Alpha Natural Resources said it will now focus on expanding metallurgical coal operations, with the expectation that those markets will rebound. It will also invest in lower-cost thermal-coal operations more likely to find customers, either overseas or at power plants that are closer to mining operations and rely on thermal coal for base-load electricity generation.
“What we’re dealing with are both structural changes as well as cyclicality in the business,” said Alpha chief executive Kevin Crutchfield in an interview with The Wall Street Journal.
The weak demand hitting both the metallurgical and thermal sides of Alpha’s business have accelerated plans discussed shortly after its $7.1 billion acquisition of Massey Energy in June 2011. The deal, which roughly doubled its size, made Alpha the world’s third-largest producer of metallurgical coal, behind the BHP Billiton-Mitsubishi Alliance and Teck Resources Ltd.
Alpha said it will reduce coal output by 14.5 Mt (16 million st) by early 2013. The production cut represents 15 percent of its 2011 coal output and will include mostly thermal-coal operations in Appalachia and in Wyoming’s Powder River Basin.
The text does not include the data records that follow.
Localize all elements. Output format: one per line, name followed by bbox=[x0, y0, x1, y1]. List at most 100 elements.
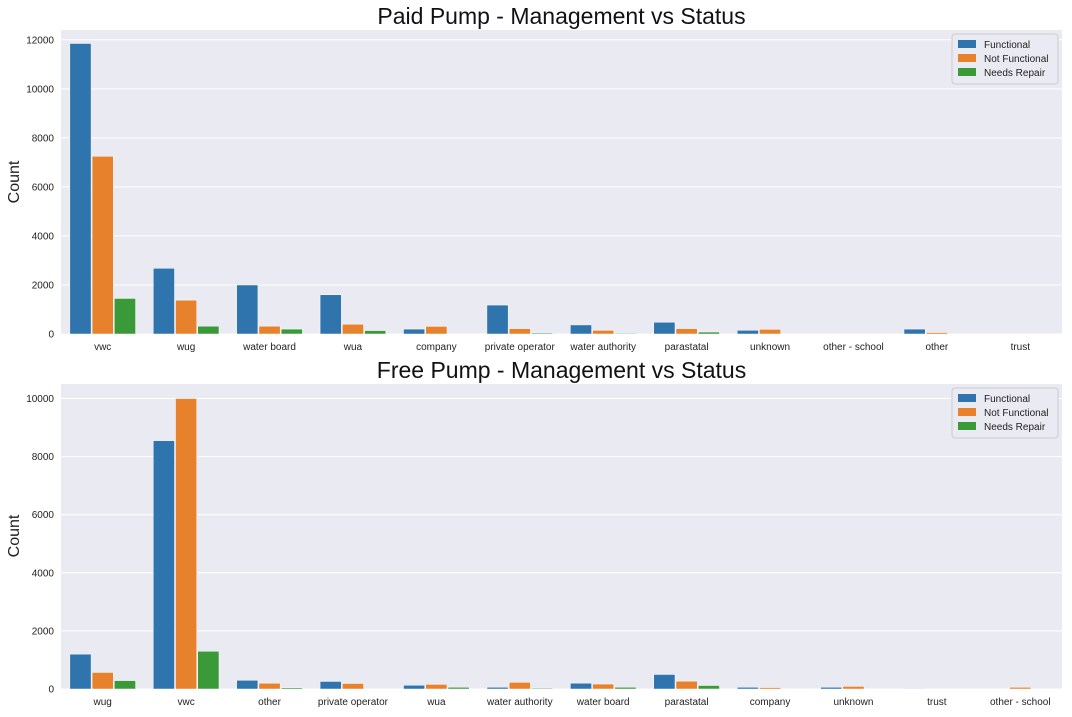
chart1-legend: Functional Not Functional Needs Repair bbox=[951, 33, 1059, 85]
chart1-ytick-label: 6000 bbox=[32, 182, 55, 193]
chart1-legend-swatch bbox=[958, 40, 976, 48]
chart1-bar-needs-repair bbox=[114, 298, 136, 335]
chart1-xtick-label: private operator bbox=[485, 342, 556, 353]
chart1-legend-label: Not Functional bbox=[984, 54, 1048, 65]
chart2-xtick-label: vwc bbox=[178, 697, 195, 708]
chart2-bar-needs-repair bbox=[531, 687, 553, 690]
chart2-ytick-label: 2000 bbox=[32, 626, 55, 637]
chart2-xtick-label: other - school bbox=[990, 697, 1051, 708]
chart2-bar-needs-repair bbox=[280, 687, 303, 690]
chart2-xtick-label: unknown bbox=[833, 697, 873, 708]
chart2-bar-not-functional bbox=[258, 682, 281, 690]
chart2-bar-not-functional bbox=[508, 682, 531, 690]
chart2-bar-needs-repair bbox=[197, 650, 220, 690]
chart2-legend-label: Not Functional bbox=[984, 408, 1048, 419]
chart1-xtick-label: other bbox=[925, 342, 948, 353]
chart1-bar-not-functional bbox=[675, 328, 698, 335]
chart1-xtick-label: trust bbox=[1011, 342, 1031, 353]
chart2-bar-not-functional bbox=[91, 672, 114, 690]
chart1-bar-functional bbox=[486, 304, 509, 335]
chart2-xtick-label: wua bbox=[426, 697, 446, 708]
chart2-ylabel: Count bbox=[6, 514, 23, 557]
chart1-ytick-label: 10000 bbox=[26, 84, 54, 95]
chart2-xtick-label: water board bbox=[576, 697, 630, 708]
chart1-ytick-label: 0 bbox=[48, 330, 54, 341]
chart1-bar-not-functional bbox=[592, 330, 615, 335]
chart2-legend-label: Needs Repair bbox=[984, 422, 1046, 433]
chart2-legend: Functional Not Functional Needs Repair bbox=[951, 387, 1059, 439]
chart2-legend-swatch bbox=[958, 408, 976, 416]
chart2-legend-swatch bbox=[958, 394, 976, 402]
chart2-bar-functional bbox=[236, 680, 259, 690]
chart1-xtick-label: water authority bbox=[569, 342, 636, 353]
chart1-bar-functional bbox=[319, 294, 342, 335]
chart2-legend-box bbox=[951, 387, 1059, 439]
chart1-ytick-label: 4000 bbox=[32, 231, 55, 242]
chart2-bar-needs-repair bbox=[614, 687, 637, 690]
chart2-bar-not-functional bbox=[675, 680, 698, 690]
chart1-bar-needs-repair bbox=[280, 328, 303, 335]
chart2-bar-not-functional bbox=[342, 683, 364, 690]
chart1-bar-needs-repair bbox=[614, 333, 637, 335]
chart1-bar-needs-repair bbox=[364, 330, 387, 335]
chart2-bar-functional bbox=[820, 687, 843, 690]
chart2: 0 2000 4000 6000 8000 10000 wug vwc other private… bbox=[6, 357, 1062, 708]
chart1-bar-not-functional bbox=[508, 328, 531, 335]
chart1-bar-not-functional bbox=[258, 325, 281, 335]
chart2-bar-functional bbox=[736, 687, 759, 690]
chart1-xtick-label: parastatal bbox=[665, 342, 709, 353]
chart1-bar-functional bbox=[153, 268, 175, 335]
chart2-bar-functional bbox=[653, 674, 676, 690]
chart1-bar-functional bbox=[69, 43, 92, 335]
chart1-bar-not-functional bbox=[425, 326, 448, 335]
chart2-bar-functional bbox=[319, 681, 342, 690]
chart1-bar-needs-repair bbox=[531, 332, 553, 335]
chart1-bar-functional bbox=[236, 284, 259, 335]
chart2-bar-not-functional bbox=[592, 683, 615, 690]
chart1-bar-functional bbox=[403, 328, 426, 335]
chart1-bar-not-functional bbox=[91, 156, 114, 335]
chart2-title: Free Pump - Management vs Status bbox=[377, 357, 746, 383]
chart1-bar-functional bbox=[903, 328, 926, 335]
chart1-ylabel: Count bbox=[6, 160, 23, 203]
chart1-bar-not-functional bbox=[175, 299, 197, 335]
chart1-xtick-label: wua bbox=[343, 342, 363, 353]
chart1-title: Paid Pump - Management vs Status bbox=[377, 3, 745, 29]
chart2-bar-functional bbox=[903, 688, 926, 690]
chart1-legend-label: Functional bbox=[984, 40, 1030, 51]
chart2-legend-swatch bbox=[958, 422, 976, 430]
chart2-bar-needs-repair bbox=[114, 680, 136, 690]
chart2-bar-functional bbox=[486, 687, 509, 690]
chart1-bar-needs-repair bbox=[197, 325, 220, 335]
chart1-plot-area bbox=[61, 30, 1062, 334]
chart2-bar-not-functional bbox=[759, 687, 781, 690]
chart1-ytick-label: 8000 bbox=[32, 133, 55, 144]
chart2-xtick-label: private operator bbox=[318, 697, 389, 708]
chart2-ytick-label: 8000 bbox=[32, 452, 55, 463]
chart2-xtick-label: other bbox=[258, 697, 281, 708]
chart2-ytick-label: 6000 bbox=[32, 510, 55, 521]
chart2-bar-not-functional bbox=[842, 686, 865, 690]
chart1-legend-box bbox=[951, 33, 1059, 85]
chart2-ytick-label: 4000 bbox=[32, 568, 55, 579]
chart2-ytick-label: 10000 bbox=[26, 394, 54, 405]
chart2-plot-area bbox=[61, 384, 1062, 689]
chart1-bar-needs-repair bbox=[697, 331, 720, 335]
chart2-bar-functional bbox=[570, 682, 592, 690]
chart1-xtick-label: company bbox=[416, 342, 457, 353]
chart1-bar-not-functional bbox=[926, 332, 948, 335]
chart1-ytick-label: 12000 bbox=[26, 35, 54, 46]
chart2-xtick-label: parastatal bbox=[665, 697, 709, 708]
chart1-xtick-label: unknown bbox=[750, 342, 790, 353]
chart2-bar-not-functional bbox=[175, 398, 197, 690]
chart1-xtick-label: other - school bbox=[823, 342, 884, 353]
chart1-bar-functional bbox=[653, 321, 676, 335]
chart2-bar-not-functional bbox=[1009, 687, 1032, 690]
chart2-xtick-label: wug bbox=[93, 697, 112, 708]
chart1-legend-swatch bbox=[958, 68, 976, 76]
chart1-legend-label: Needs Repair bbox=[984, 68, 1046, 79]
chart2-legend-label: Functional bbox=[984, 394, 1030, 405]
chart1: 0 2000 4000 6000 8000 10000 12000 vwc wug water b… bbox=[6, 3, 1062, 353]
About 10 percent of the cuts will come from lower-quality metallurgical-coal operations.
The cuts follow other closures and layoffs at the company’s mines earlier this year and reflect the recent dramatic shift in coal markets as utilities have favored cheaper natural gas over coal and overseas demand for metallurgical coal used by steelmakers has fallen off sharply.
Every major U.S. coal producer has announced production cutbacks this year to try to help bring supply more in line with demand. Patriot Coal Corp., filed for bankruptcy protection in July, after announcing mine closures and layoffs focused in West Virginia and Kentucky and losing a metallurgical-coal contract this spring. Analysts predict that U.S. demand for coal will fall by 10 percent this year, or roughly 91 Mt (100 million st).
Regulatory pressure from the Obama administration has also been blamed by many in the industry.
This summer, OhioAmerican Energy, Inc., announced it would close its coal mining operations in Brilliant, Ohio. The company’s press release cited “regulatory actions by President Barack Obama and his appointees” as the “entire reason” for the mine’s closure.
Alpha said the restructuring will result in $150 million in overhead cost savings.
At the same time, Alpha, which has 1.3 Gt (1.5 billion st) of metallurgical-coal reserves and the ability to export up to 27 Mt/a (30 million stpy), said it expects demand for metallurgical coal to grow from new steel mills planned or under construction in Asia, South America and elsewhere.